Further, the data classification system disclosed in this embodiment may further include:
the training unit is used for carrying out model training through non-sensitive data to obtain a first classification model, wherein the non-sensitive data at least comprises: a first portion of data for a known classification label and a second portion of data for a second plurality of classification models.
Further, the data classification system disclosed in this embodiment may further include:
the marking unit is used for marking the second part of data through a plurality of second classification models respectively; and determining the classification mark of each data in the second part of data based on the first classification result of each second classification model on each data in the second part of data and the mark weight of the second classification model.
Further, the labeling unit labels the second part of data through a plurality of second classification models, respectively, including:
the marking unit respectively inputs the second part of data into different second classification models; obtaining a first classification result for at least part of the second part of data output by each second classification model; and determining the marked data proportion of each second classification model based on the first classification result output by each second classification model and at least part of the second part of data for which the first classification result aims.

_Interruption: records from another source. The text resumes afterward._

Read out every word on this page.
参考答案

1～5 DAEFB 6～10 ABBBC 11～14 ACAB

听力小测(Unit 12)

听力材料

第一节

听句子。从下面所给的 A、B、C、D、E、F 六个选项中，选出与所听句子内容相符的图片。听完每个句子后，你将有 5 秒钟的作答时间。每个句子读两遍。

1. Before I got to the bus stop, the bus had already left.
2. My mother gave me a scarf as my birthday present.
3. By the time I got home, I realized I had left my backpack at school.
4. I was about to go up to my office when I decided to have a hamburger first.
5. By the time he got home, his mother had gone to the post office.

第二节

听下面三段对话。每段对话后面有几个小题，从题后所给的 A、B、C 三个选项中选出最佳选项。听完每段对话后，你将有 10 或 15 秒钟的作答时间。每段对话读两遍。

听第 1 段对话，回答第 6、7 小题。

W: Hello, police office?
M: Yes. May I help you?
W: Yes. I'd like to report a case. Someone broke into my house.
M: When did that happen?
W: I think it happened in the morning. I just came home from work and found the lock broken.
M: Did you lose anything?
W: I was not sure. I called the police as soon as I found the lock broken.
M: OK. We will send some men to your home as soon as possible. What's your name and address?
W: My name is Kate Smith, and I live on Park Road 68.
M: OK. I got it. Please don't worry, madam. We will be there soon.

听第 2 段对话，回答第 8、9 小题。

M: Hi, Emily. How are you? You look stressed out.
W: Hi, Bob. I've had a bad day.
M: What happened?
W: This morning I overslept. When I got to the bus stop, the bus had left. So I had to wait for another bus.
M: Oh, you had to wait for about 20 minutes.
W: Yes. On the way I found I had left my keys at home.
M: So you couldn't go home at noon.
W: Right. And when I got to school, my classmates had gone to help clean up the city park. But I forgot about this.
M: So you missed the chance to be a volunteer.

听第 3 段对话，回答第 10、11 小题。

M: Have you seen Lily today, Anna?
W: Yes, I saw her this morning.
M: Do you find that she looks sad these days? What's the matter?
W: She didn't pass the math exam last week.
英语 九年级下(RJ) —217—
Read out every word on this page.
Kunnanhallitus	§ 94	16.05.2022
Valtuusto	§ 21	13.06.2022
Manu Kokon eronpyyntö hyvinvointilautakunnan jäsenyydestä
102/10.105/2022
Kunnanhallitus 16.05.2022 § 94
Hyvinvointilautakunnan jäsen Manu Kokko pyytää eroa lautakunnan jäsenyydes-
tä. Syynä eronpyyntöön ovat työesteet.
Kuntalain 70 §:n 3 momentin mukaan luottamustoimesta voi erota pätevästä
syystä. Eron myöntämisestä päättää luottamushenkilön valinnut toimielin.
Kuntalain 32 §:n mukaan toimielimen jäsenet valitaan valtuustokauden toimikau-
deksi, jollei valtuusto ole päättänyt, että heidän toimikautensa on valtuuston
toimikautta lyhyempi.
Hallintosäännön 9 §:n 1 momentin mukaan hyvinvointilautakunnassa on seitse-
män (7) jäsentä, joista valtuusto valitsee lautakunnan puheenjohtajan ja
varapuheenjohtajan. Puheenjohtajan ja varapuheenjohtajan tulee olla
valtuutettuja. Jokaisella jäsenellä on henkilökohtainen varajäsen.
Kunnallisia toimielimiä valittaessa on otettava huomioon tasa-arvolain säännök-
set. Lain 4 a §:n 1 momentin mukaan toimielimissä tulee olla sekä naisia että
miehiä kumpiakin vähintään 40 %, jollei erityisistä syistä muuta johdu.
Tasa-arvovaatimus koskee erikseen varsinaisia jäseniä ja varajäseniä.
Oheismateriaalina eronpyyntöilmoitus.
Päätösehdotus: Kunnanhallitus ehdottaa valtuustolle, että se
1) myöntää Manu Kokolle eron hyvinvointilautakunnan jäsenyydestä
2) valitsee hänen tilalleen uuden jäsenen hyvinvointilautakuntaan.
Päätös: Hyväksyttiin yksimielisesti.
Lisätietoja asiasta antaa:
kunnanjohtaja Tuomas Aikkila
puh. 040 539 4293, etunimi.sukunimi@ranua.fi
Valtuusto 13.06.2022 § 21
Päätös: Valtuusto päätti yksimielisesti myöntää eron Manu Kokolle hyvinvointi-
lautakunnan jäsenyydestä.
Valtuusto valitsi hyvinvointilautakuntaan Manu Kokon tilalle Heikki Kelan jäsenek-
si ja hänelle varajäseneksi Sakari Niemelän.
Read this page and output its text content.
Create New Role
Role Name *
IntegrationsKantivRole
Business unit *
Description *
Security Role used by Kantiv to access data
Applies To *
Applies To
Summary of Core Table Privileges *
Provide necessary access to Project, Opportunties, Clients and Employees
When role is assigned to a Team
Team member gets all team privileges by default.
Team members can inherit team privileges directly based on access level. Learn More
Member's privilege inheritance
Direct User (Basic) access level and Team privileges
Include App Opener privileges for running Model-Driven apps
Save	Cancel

Further, the data classification system disclosed in this embodiment may further include:
a weight determination unit for determining a labeling weight for each of the second classification models, wherein:
the weight determining unit is used for inputting the first part of data into each second classification model and obtaining a second classification result of each second classification model on each data in the first part of data; determining the classification accuracy of each second classification model based on the classification mark of each data in the first part of data and the second classification result; and determining the marking weight of each second classification model based on the classification accuracy of each second classification model and the marking data proportion of each second classification model.
Further, the training unit is used for determining a first classification result of the plurality of second classification models on each data in the second part of data; determining a weight of each data in the second portion of data based on a consistency of the first classification result for each data in the second portion of data based on a different second classification model; and performing model training through the first part of data and the second part of data containing the weight to obtain a first classification model.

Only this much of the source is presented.